REDD could also hurt the local communities living in and around forests. Members of the Ecosystems Climate Alliance filed a white paper last spring with the UN body overseeing the Copenhagen negotiations cautioning that poor forest-dwelling communities may bear the direct costs of REDD in the form of reduced rights to forage for staple foods or harvest crops, but would likely not receive REDD revenues paid to central governments. If this occurs, countries' most vulnerable citizens would be further impoverished by REDD. That's what happened when the governments of Kenya and Tanzania created big game parks to protect wildlife and promote safari tourism in the 1960's by evicting Maasai subsistence pastoralists.

But REDD could be fixed. One approach would be to link payments to political reforms and transparency at the national level, in a system modeled on World Bank loan conditionalities and Bush's Millennium Challenge Fund. However, these and other similar efforts have failed in the past.
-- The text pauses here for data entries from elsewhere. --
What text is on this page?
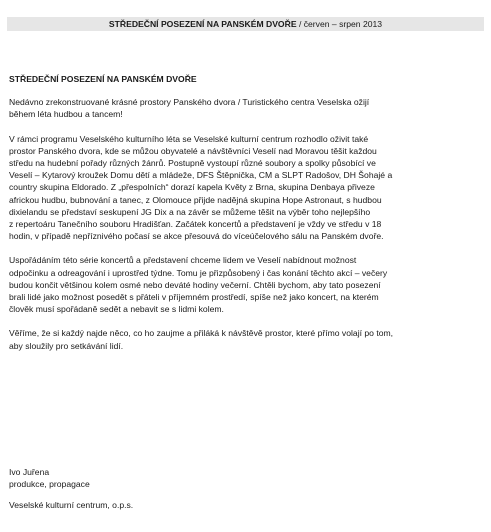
STŘEDEČNÍ POSEZENÍ NA PANSKÉM DVOŘE / červen – srpen 2013
STŘEDEČNÍ POSEZENÍ NA PANSKÉM DVOŘE

Nedávno zrekonstruované krásné prostory Panského dvora / Turistického centra Veselska ožijí
během léta hudbou a tancem!

V rámci programu Veselského kulturního léta se Veselské kulturní centrum rozhodlo oživit také
prostor Panského dvora, kde se můžou obyvatelé a návštěvníci Veselí nad Moravou těšit každou
středu na hudební pořady různých žánrů. Postupně vystoupí různé soubory a spolky působící ve
Veselí – Kytarový kroužek Domu dětí a mládeže, DFS Štěpnička, CM a SLPT Radošov, DH Šohajé a
country skupina Eldorado. Z „přespolních“ dorazí kapela Květy z Brna, skupina Denbaya přiveze
africkou hudbu, bubnování a tanec, z Olomouce přijde nadějná skupina Hope Astronaut, s hudbou
dixielandu se představí seskupení JG Dix a na závěr se můžeme těšit na výběr toho nejlepšího
z repertoáru Tanečního souboru Hradišťan. Začátek koncertů a představení je vždy ve středu v 18
hodin, v případě nepříznivého počasí se akce přesouvá do víceúčelového sálu na Panském dvoře.

Uspořádáním této série koncertů a představení chceme lidem ve Veselí nabídnout možnost
odpočinku a odreagování i uprostřed týdne. Tomu je přizpůsobený i čas konání těchto akcí – večery
budou končit většinou kolem osmé nebo deváté hodiny večerní. Chtěli bychom, aby tato posezení
brali lidé jako možnost posedět s přáteli v příjemném prostředí, spíše než jako koncert, na kterém
člověk musí spořádaně sedět a nebavit se s lidmi kolem.

Věříme, že si každý najde něco, co ho zaujme a přiláká k návštěvě prostor, které přímo volají po tom,
aby sloužily pro setkávání lidí.

Ivo Juřena
produkce, propagace
Veselské kulturní centrum, o.p.s.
The Bank funded $4.2 billion Chad-Cameroon Oil Pipeline Project started with high hopes as a model for 'beating the resource curse' and making oil production revenue work for poverty reduction, but ended thanks to blatant flouting of the project's conditions by Chad's government (among other imbroglio, the president siphoned millions in oil revenue to buy arms, which were used to fight insurgents).

A better option would be to direct REDD payments to sub-national provinces and forest-dwelling indigenous groups, rather than central governments. This would put the carbon profits from forest conservation directly into the hands of local resource users, circumventing central governments and short-circuiting the corruption and state corrosion caused by natural resource windfalls. The distribution of REDD rents would make fighting over them less attractive, reducing resource conflict. Direct local payments will also make it more likely that REDD revenues will be spent to fund health clinics, pay schoolteachers, and spur sustainable economic development and poverty reduction. Field research I conducted in Fiji's fisheries found that environmental conservation and household food subsistence improves when local communities set the rules on natural resources use and keep the profits generated by conservation. And Ambroseli National Park in Kenya, which is managed in partnership with indigenous Maasai, has proven more successful than other parks at protecting wildlife populations and benefiting local communities. It was Elinor Ostrom's paradigm-shifting research, demonstrating that community control can promote more sustainable resource use than either private or state ownership, which in part earned her the Noble Prize in Economics this year.

Carbon emissions from deforestation account for almost 20% of human-caused greenhouse gas emissions, so there is broad consensus among environmental scientists that REDD will have to play a significant role in any serious effort to combat global warming. But negotiators in Copenhagen must take care that clever strategies to stop climate change do not threaten developing countries with a REDD induced resource curse.